進歩思想
出典: フリー百科事典『ウィキペディア(Wikipedia)』 (2022/02/08 07:33 UTC 版)
「ジュリアン・ハクスリー」の記事における「進歩思想」の解説
ハクスリーは広い意味で進化が生物の進歩につながったと考えていた。「ゴールのない進歩」は彼のフレーズの一つで、アリストテレスの古典的な目的論とは区別した。「一般人、あるいは少なくとも普通の詩人、哲学者、神学者は常に進化のプロセスの中で目的を見つけることを切望していた。
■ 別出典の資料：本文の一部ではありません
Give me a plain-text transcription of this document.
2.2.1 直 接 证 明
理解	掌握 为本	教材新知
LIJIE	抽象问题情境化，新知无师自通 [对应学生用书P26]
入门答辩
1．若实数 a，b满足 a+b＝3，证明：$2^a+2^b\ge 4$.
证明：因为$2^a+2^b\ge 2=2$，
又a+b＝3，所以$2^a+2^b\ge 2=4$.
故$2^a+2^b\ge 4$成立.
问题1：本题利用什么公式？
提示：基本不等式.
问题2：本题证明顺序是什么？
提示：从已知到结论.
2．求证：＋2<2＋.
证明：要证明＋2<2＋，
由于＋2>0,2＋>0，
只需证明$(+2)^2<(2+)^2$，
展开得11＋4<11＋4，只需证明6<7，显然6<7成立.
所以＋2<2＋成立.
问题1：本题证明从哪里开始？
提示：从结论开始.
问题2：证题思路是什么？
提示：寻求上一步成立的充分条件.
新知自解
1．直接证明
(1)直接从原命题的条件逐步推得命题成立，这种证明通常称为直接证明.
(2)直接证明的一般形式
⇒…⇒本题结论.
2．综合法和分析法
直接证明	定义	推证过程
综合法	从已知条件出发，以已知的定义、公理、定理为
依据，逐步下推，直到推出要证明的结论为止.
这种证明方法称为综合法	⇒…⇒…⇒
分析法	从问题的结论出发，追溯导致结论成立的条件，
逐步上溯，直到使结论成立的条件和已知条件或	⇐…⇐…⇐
私はこの推論が完全に間違っていると思う」。 進化的進歩の概念は20世紀後半に厳しい批判を浴びた。たとえば分岐学者は、科学的な意味である生物が「より進化して」いて別の種が「進化していない」という表現に強く反対した。しかし皮肉にもクレードやグレードといった分岐学の用語を提案したのはハクスリーだった。この問題に関してハクスリーは「持続的な形態」の概念を(少なくとも人生の前半では)強調し、殆どどんな進歩でも拒否する直前だった祖父のトマスと正反対の位置にいた。 『進化:現代的総合』の最終章で進化的進歩を「生物学的効率性の上位レベルの登場、これは環境の制御・環境からの独立の度合いを増すこと」と定義した。 「自然選択と時間は生物学的改善をもたらす(「改善」は生物学で認められた用語ではない)が、生物は進化の過程で改善される…ダーウィンは一般的な自然選択の結果にこの語を用いることを恐れなかった…私は「改善」が進化生物学の重要なコンセプトとなると信じている」「それは科学的に定義できるだろうか?生物学的機構の改善…馬が草を食べるための脚や歯…知能の増大…どの方向でもあたりを見渡すことができるトンボの目は初期の生物形態の単なる微細的な眼が進歩したものだ」 「[しかし]改善は一般的ではない。下位の形態はより上位の形態のそばで生き残ることができる」 進化的進歩の概念は古い歴史を持つ。ダーウィン以前には人が自然のピラミッドの最上位に立っているという概念が問題なく受け入れられていた。問題は自然選択による進化がそれほど単純ではないことだった。ダーウィンの見解はたびたび変化した。エリオット・ソーバーが指摘したように、自然選択の理論の中には複雑さやそのほかいかなる尺度であれ進歩を増大させる要素がない。ダーウィンは「博物学者は何が高等で何が下等かを表す、互いを満足させるような定義をまだ持っていない」と述べた。これは現在でもそうである。他の進化生物学者、たとえばステビンスやレンチェの中にもハクスリーに似た考えがあった。前進進化(anagenesis:種全体が同じ方向に進化すること)は改善を意味しないが、現在でも用いられている。